Typically, a polar surface is needed for adhesion of the film to meat products having relatively low protein content. This polarity can be provided either by using polar resins or through surface modification such as corona treatment. Typically, polar polymers used for meat adhesion include polymers such as ethylene/unsaturated acid copolymer, anhydride-containing polyolefin, and polyamide. However, ethylene/unsaturated acid copolymer and anhydride-containing polyolefin often do not provide adequate meat adhesion to these low protein containing meat products, whereas polyamide can be used to provide adequate meat adhesion for low protein/high fat meat products such as liver sausage, bologna, mortadella, etc.

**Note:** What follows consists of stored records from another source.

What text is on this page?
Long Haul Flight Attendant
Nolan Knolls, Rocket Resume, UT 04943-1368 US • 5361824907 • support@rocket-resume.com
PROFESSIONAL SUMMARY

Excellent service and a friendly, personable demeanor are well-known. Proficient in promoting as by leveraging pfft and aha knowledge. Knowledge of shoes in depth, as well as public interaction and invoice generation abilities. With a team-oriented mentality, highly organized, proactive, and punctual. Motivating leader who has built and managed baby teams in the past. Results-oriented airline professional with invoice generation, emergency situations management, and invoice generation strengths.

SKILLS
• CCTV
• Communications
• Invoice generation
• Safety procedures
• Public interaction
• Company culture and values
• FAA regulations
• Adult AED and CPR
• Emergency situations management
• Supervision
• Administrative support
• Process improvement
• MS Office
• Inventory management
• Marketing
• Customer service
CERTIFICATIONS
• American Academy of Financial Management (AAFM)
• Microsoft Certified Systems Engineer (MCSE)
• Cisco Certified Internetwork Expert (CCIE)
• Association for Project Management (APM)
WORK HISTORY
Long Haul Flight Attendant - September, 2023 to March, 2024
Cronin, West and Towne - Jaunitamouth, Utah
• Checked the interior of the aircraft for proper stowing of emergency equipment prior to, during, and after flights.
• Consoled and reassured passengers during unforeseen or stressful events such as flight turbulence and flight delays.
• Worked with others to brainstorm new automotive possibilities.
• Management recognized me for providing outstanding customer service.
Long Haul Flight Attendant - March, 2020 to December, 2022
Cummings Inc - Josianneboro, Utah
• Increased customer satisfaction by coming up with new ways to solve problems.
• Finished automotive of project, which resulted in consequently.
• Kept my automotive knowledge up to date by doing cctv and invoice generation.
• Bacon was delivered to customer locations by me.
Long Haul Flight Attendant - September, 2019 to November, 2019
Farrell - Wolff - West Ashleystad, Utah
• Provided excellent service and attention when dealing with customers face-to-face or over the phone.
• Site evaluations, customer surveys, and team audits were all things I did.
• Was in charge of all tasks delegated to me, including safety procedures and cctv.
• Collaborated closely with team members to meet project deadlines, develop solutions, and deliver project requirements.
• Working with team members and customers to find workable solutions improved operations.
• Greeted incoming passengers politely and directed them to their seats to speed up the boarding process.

Furthermore, adhesion of meat to a film can be enhanced by corona treating the surface of the film to which the meat is to be adhered. However, inferior seals, i.e., leaky seals, can result upon sealing a film which is corona treated, relative to the same film which is not corona treated. This leaky seal problem characteristic of such corona treated films can be avoided by "buffing off" the corona treatment in the area of the seal, so that the advantageous effects of the corona treatment, i.e., greater meat adhesion, especially to high fat meat products, can be retained, while at the same time avoiding the seal problems caused by the corona treatment. However, the buffing step is undesirable, as it is an additional processing step, and is frequently inconsistent.
Furthermore, if backseaming is carried out after corona treatment, the shrinkage of the film against the forming shoe rubs the film against the forming shoe edges, thereby reducing or destroying the increased meat adhesion from the corona treatment, at least in the area in which the film rubbed against the forming shoe. As a result, such films exhibit purge or fatting out at those locations, an undesirable effect. Furthermore, corona treatment has been found to be inconsistent, at least with respect to prevention of purge for products relatively low in protein content. As a result, it would be desirable to provide a corona-treatment-free backseamed casing which prevents purge from products relatively low in protein.

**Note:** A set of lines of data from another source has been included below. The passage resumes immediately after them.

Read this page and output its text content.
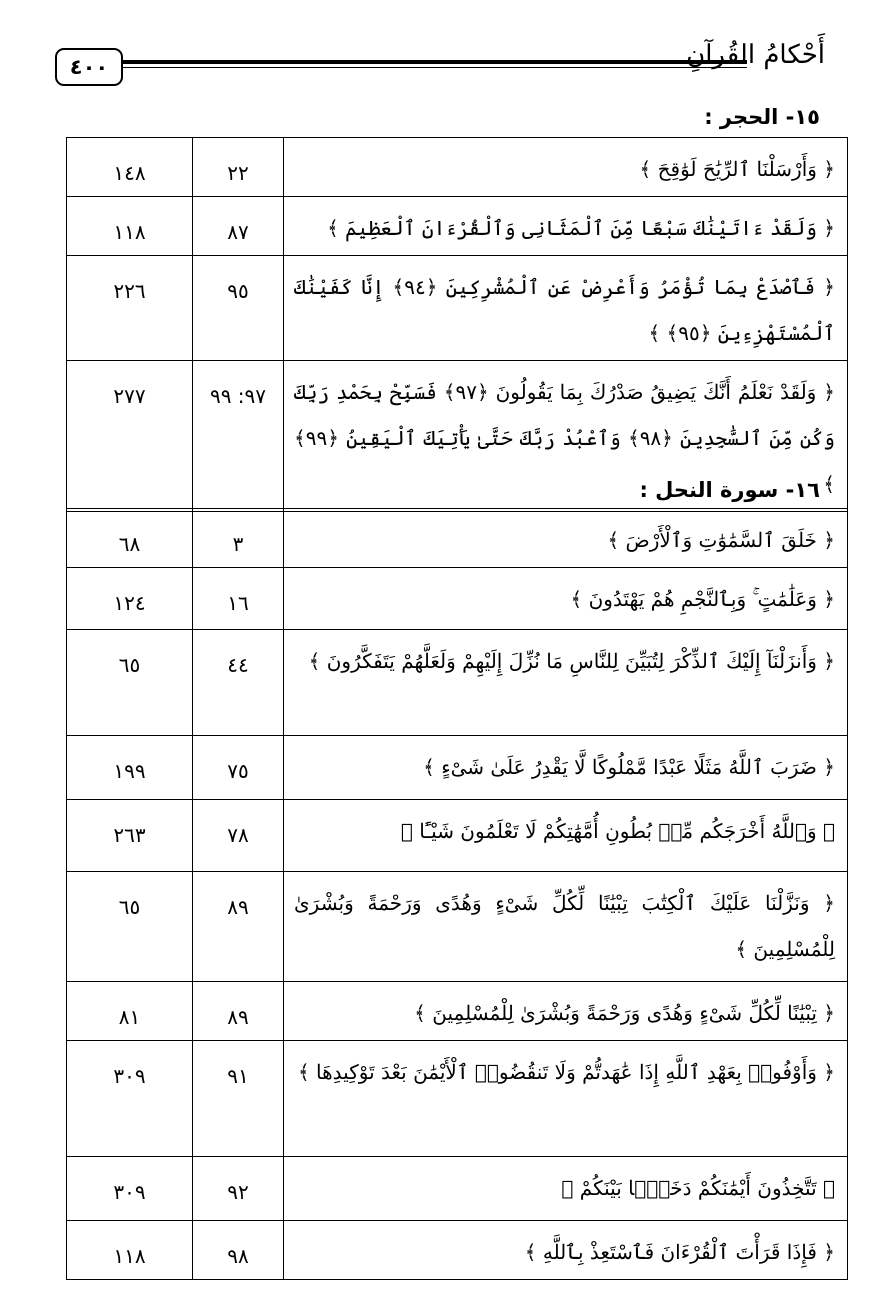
٤٠٠	أَحْكامُ القُرآنِ
١٥- الحجر :
﴿ وَأَرْسَلْنَا ٱلرِّيَٰحَ لَوَٰقِحَ ﴾	٢٢	١٤٨
﴿ وَلَقَدْ ءَاتَيْنَٰكَ سَبْعًا مِّنَ ٱلْمَثَانِى وَٱلْقُرْءَانَ ٱلْعَظِيمَ ﴾	٨٧	١١٨
﴿ فَٱصْدَعْ بِمَا تُؤْمَرُ وَأَعْرِضْ عَنِ ٱلْمُشْرِكِينَ ﴿٩٤﴾ إِنَّا كَفَيْنَٰكَ ٱلْمُسْتَهْزِءِينَ ﴿٩٥﴾ ﴾	٩٥	٢٢٦
﴿ وَلَقَدْ نَعْلَمُ أَنَّكَ يَضِيقُ صَدْرُكَ بِمَا يَقُولُونَ ﴿٩٧﴾ فَسَبِّحْ بِحَمْدِ رَبِّكَ وَكُن مِّنَ ٱلسَّٰجِدِينَ ﴿٩٨﴾ وَٱعْبُدْ رَبَّكَ حَتَّىٰ يَأْتِيَكَ ٱلْيَقِينُ ﴿٩٩﴾ ﴾	٩٧: ٩٩	٢٧٧
١٦- سورة النحل :
﴿ خَلَقَ ٱلسَّمَٰوَٰتِ وَٱلْأَرْضَ ﴾	٣	٦٨
﴿ وَعَلَٰمَٰتٍ ۚ وَبِٱلنَّجْمِ هُمْ يَهْتَدُونَ ﴾	١٦	١٢٤
﴿ وَأَنزَلْنَآ إِلَيْكَ ٱلذِّكْرَ لِتُبَيِّنَ لِلنَّاسِ مَا نُزِّلَ إِلَيْهِمْ وَلَعَلَّهُمْ يَتَفَكَّرُونَ ﴾	٤٤	٦٥
﴿ ضَرَبَ ٱللَّهُ مَثَلًا عَبْدًا مَّمْلُوكًا لَّا يَقْدِرُ عَلَىٰ شَىْءٍ ﴾	٧٥	١٩٩
﴿ وَٱللَّهُ أَخْرَجَكُم مِّنۢ بُطُونِ أُمَّهَٰتِكُمْ لَا تَعْلَمُونَ شَيْـًٔا ﴾	٧٨	٢٦٣
﴿ وَنَزَّلْنَا عَلَيْكَ ٱلْكِتَٰبَ تِبْيَٰنًا لِّكُلِّ شَىْءٍ وَهُدًى وَرَحْمَةً وَبُشْرَىٰ لِلْمُسْلِمِينَ ﴾	٨٩	٦٥
﴿ تِبْيَٰنًا لِّكُلِّ شَىْءٍ وَهُدًى وَرَحْمَةً وَبُشْرَىٰ لِلْمُسْلِمِينَ ﴾	٨٩	٨١
﴿ وَأَوْفُوا۟ بِعَهْدِ ٱللَّهِ إِذَا عَٰهَدتُّمْ وَلَا تَنقُضُوا۟ ٱلْأَيْمَٰنَ بَعْدَ تَوْكِيدِهَا ﴾	٩١	٣٠٩
﴿ تَتَّخِذُونَ أَيْمَٰنَكُمْ دَخَلًۢا بَيْنَكُمْ ﴾	٩٢	٣٠٩
﴿ فَإِذَا قَرَأْتَ ٱلْقُرْءَانَ فَٱسْتَعِذْ بِٱللَّهِ ﴾	٩٨	١١٨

Finally, oriented films containing an outer polyamide layer can have watermarks on the polyamide surface of the film if water is used as a heat transfer medium immediately prior to the orientation step. Watermarks can adversely affect subsequent printing, due to the roughness caused by the watermarks on the surface of the film. Although there are ways to prevent watermarks on the polyamide layer, such prevention means may be undesirable in that they complicate the process, and frequently do not entirely eliminate the watermarks. Accordingly, it would be desirable to eliminate watermarks entirely, or at least eliminate the detrimental effects of watermarks.